I did not understand the Kid's presence at first. I had no idea what they contributed to the game. They didn't do anything. As a party member in a video game, they're a bit useless. Why is the Kid there?
Because Sif's life isn't a video game. Because the kid isn't 'the kid'. They're Bonnie. Bonnie, who the party loves. Why is Bonnie there? Because they love them. There is no room for Bonnie in the boring RPG that Sif is playing. And then you realize that Sif is wrong, and that they've lost something extremely important, and that they'll never escape without it.
Watching the prologue before watching ISAT gave ISAT the most unique air of dread and horror, because you crack open ISAT and you see the person Sif used to be. You realize that Sif used to be a person. Sif used to be the person who made jokes, who gave real smiles, who interacted with the world as if they are a part of it. And you know you are sitting down to watch Sif lose everything that made them a person, to lose everything that made them a member of this world, and turn them into a character in a video game who doesn't understand the point of Bonnie at all.
At the climax of the game, when the others realize that something is deeply wrong and that Sif physically cannot tell them, they realize that there is nothing they can do. So Bonnie declares snacktime. And for the first time they have snacktime.
What is snacktime? Classic JRPGs don't have snacktime. There's literally no point to a snacktime - not in a video game, and not in Sif's terrible life. It's not fixing this, because nothing can fix this. But Bonnie gives Sif a cookie and Sif eats it.

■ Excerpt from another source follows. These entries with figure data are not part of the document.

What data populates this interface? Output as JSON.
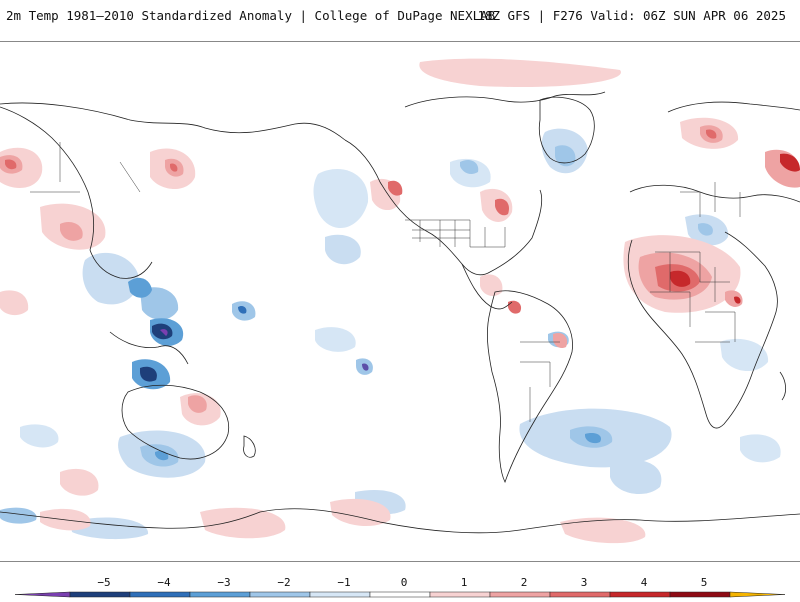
{
  "header": {
    "title": "2m Temp 1981–2010 Standardized Anomaly | College of DuPage NEXLAB",
    "run_info": "18Z GFS | F276 Valid: 06Z SUN APR 06 2025"
  },
  "map": {
    "projection": "global cylindrical",
    "field": "2m temperature standardized anomaly"
  },
  "colorbar": {
    "ticks": [
      "−5",
      "−4",
      "−3",
      "−2",
      "−1",
      "0",
      "1",
      "2",
      "3",
      "4",
      "5"
    ],
    "colors": [
      "#7a3fb0",
      "#1e3f7a",
      "#2f6fb8",
      "#5c9fd6",
      "#9fc6e8",
      "#d6e6f5",
      "#ffffff",
      "#f7d2d2",
      "#eea3a3",
      "#e06a6a",
      "#c6282b",
      "#8e0b14",
      "#f5b400"
    ]
  }
}
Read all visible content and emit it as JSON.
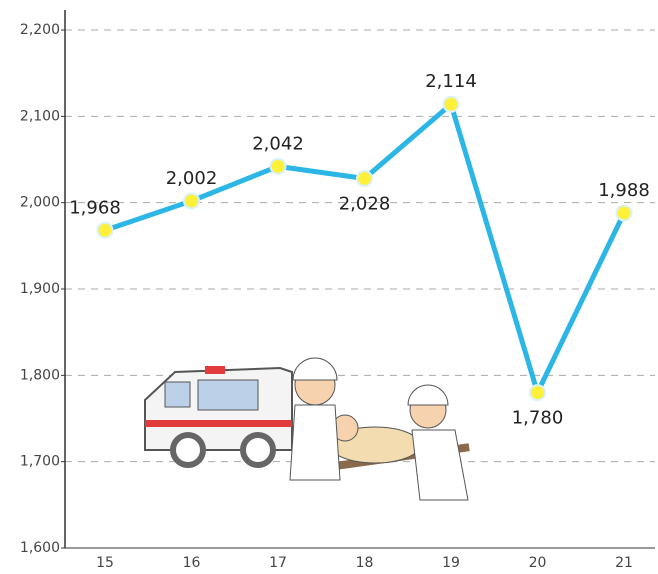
{
  "chart_data": {
    "type": "line",
    "categories": [
      "15",
      "16",
      "17",
      "18",
      "19",
      "20",
      "21"
    ],
    "series": [
      {
        "color": "#2bb6e6",
        "marker_color": "#fff03a",
        "values": [
          1968,
          2002,
          2042,
          2028,
          2114,
          1780,
          1988
        ],
        "value_labels": [
          "1,968",
          "2,002",
          "2,042",
          "2,028",
          "2,114",
          "1,780",
          "1,988"
        ]
      }
    ],
    "ylim": [
      1600,
      2200
    ],
    "yticks": [
      {
        "value": 1600,
        "label": "1,600"
      },
      {
        "value": 1700,
        "label": "1,700"
      },
      {
        "value": 1800,
        "label": "1,800"
      },
      {
        "value": 1900,
        "label": "1,900"
      },
      {
        "value": 2000,
        "label": "2,000"
      },
      {
        "value": 2100,
        "label": "2,100"
      },
      {
        "value": 2200,
        "label": "2,200"
      }
    ],
    "grid": true
  }
}
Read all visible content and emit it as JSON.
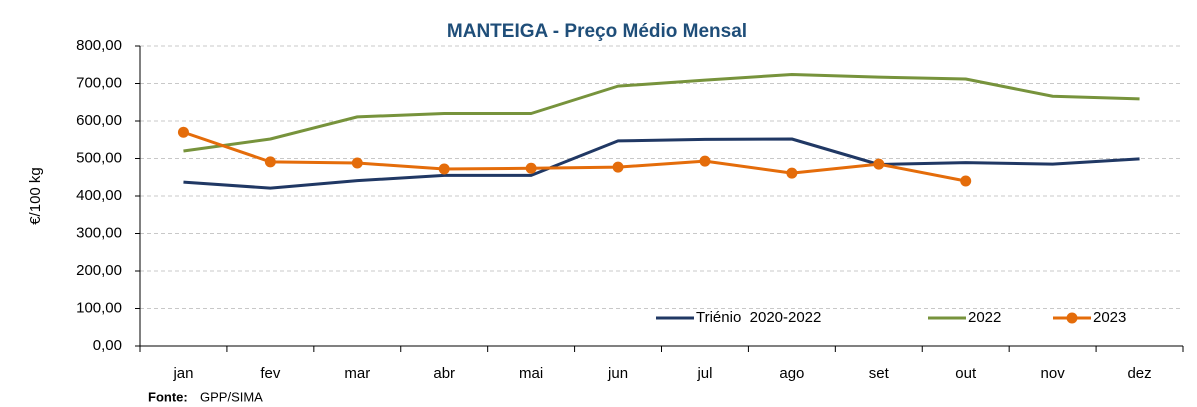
{
  "chart_data": {
    "type": "line",
    "title": "MANTEIGA - Preço Médio Mensal",
    "y_label": "€/100 kg",
    "source_label": "Fonte:",
    "source": "GPP/SIMA",
    "categories": [
      "jan",
      "fev",
      "mar",
      "abr",
      "mai",
      "jun",
      "jul",
      "ago",
      "set",
      "out",
      "nov",
      "dez"
    ],
    "series": [
      {
        "name": "Triénio  2020-2022",
        "color": "#203864",
        "markers": false,
        "values": [
          437,
          421,
          441,
          455,
          455,
          547,
          551,
          552,
          484,
          489,
          485,
          499
        ]
      },
      {
        "name": "2022",
        "color": "#77933c",
        "markers": false,
        "values": [
          520,
          552,
          611,
          620,
          620,
          693,
          709,
          724,
          717,
          712,
          666,
          659
        ]
      },
      {
        "name": "2023",
        "color": "#e46c0a",
        "markers": true,
        "values": [
          570,
          491,
          488,
          472,
          474,
          477,
          493,
          461,
          485,
          440,
          null,
          null
        ]
      }
    ],
    "ylim": [
      0,
      800
    ],
    "yticks": [
      {
        "value": 0,
        "label": "0,00"
      },
      {
        "value": 100,
        "label": "100,00"
      },
      {
        "value": 200,
        "label": "200,00"
      },
      {
        "value": 300,
        "label": "300,00"
      },
      {
        "value": 400,
        "label": "400,00"
      },
      {
        "value": 500,
        "label": "500,00"
      },
      {
        "value": 600,
        "label": "600,00"
      },
      {
        "value": 700,
        "label": "700,00"
      },
      {
        "value": 800,
        "label": "800,00"
      }
    ],
    "grid": true,
    "legend": "lower right"
  }
}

It's meaningless. It's a cutscene. It didn't save Sif and it didn't change a thing. It will make no difference in the end.
But it did make the difference. It made all of the difference in the world. Bonnie is a character who you really don't understand the point of before you realize that Bonnie was the entire point.
ISAT is about comfort media. Why do we play the same video games over and over again? Why do we avoid watching the finale of our favorite shows? What is truly comforting: a story with no conflict, or a story where you always know what is about to happen? Do you want to live in a scary, uncontrollable world, or do you want to play Stardew Valley? Do you want a person or a character?
When I beat Earthbound for the first time (and if you don't know, the prologue/ISAT battle system is just Mother) and watched the ending cutscene where the characters part ways and say goodbye...I felt a little bit sad. I wanted them to be together forever. But that's something only characters could ever be.